Toolchain and runtime requirements per backend are documented upstream
in llama.cpp's build guide.
A successful build does not guarantee a successful run — if backend
init fails at runtime, [LoadError::BackendInit] is returned rather
than panicking, so the application can fall back gracefully.
Examples
MODEL_PATH=./model.gguf cargo run --example completion
MODEL_PATH=./model.gguf cargo run --example streaming
MODEL_PATH=./model.gguf cargo run --example stream_chat
MODEL_PATH=./model.gguf cargo run --example structured_output
MODEL_PATH=./model.gguf cargo run --example kv_cache
MODEL_PATH=./embedding-model.gguf cargo run --example embeddings
# Vision (requires mtmd feature + mmproj file)

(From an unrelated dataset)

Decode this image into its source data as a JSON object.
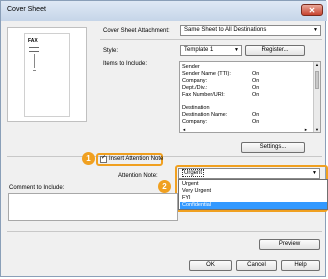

MODEL_PATH=./vision-model.gguf MMPROJ_PATH=./mmproj.gguf IMAGE_PATH=./image.jpg \
cargo run --features mtmd --example vision
# Hot-swap the loaded model on the same worker thread
RIG_MODEL_A=./model_a.gguf RIG_MODEL_B=./model_b.gguf cargo run --example reload
N_GPU_LAYERS=20 can be used to offload 20 layers to the GPU.
By default, llama.cpp backend logs are suppressed so streaming and test output stay readable.
Set RIG_LLAMA_CPP_LOGS=1 to re-enable raw backend logs when debugging model startup or decode issues.
Testing
# Fast unit tests + doctests — no model required, run on every CI build.
cargo test --lib
cargo test --doc
The full integration suite (tests/e2e/) covers streaming completions,
vision, tool roundtrips, structured output, KV-cache quantization,
embedding, and sequential model reload. All tests are #[ignore]d and
auto-download their fixtures via hf-hub into the standard HuggingFace
cache (~/.cache/huggingface/hub) on first run — plan for ~20 GB.
Backend compilation is already covered upstream by llama-cpp-rs, and
the model fixtures are too large for hosted runners, so the e2e suite
does not run in CI.
cargo test --test e2e --features mtmd -- --ignored --nocapture
Contributing
Issues and pull requests are welcome at github.com/camperking/rig-llama-cpp.
Before opening a PR, please run the same checks CI does
(.github/workflows/ci.yml):
cargo fmt --all --check
cargo clippy --no-deps --all-targets -- -D warnings
cargo clippy --no-deps --all-targets --features mtmd -- -D warnings
cargo test --lib
cargo test --doc
RUSTDOCFLAGS="-D warnings" cargo doc --no-deps --features mtmd
If your change touches inference behaviour, validate it locally with
cargo test --test e2e --features mtmd -- --ignored --nocapture — the
fixtures auto-download on first run (~20 GB; see the
Testing section).
For changes that affect the public API or the embedded llama-cpp-2
version, add an entry to CHANGELOG.md under
[Unreleased]. The crate's pre-1.0 SemVer policy is documented at the
top of that file.
License
Licensed under the MIT License. See Cargo.toml for dependency details.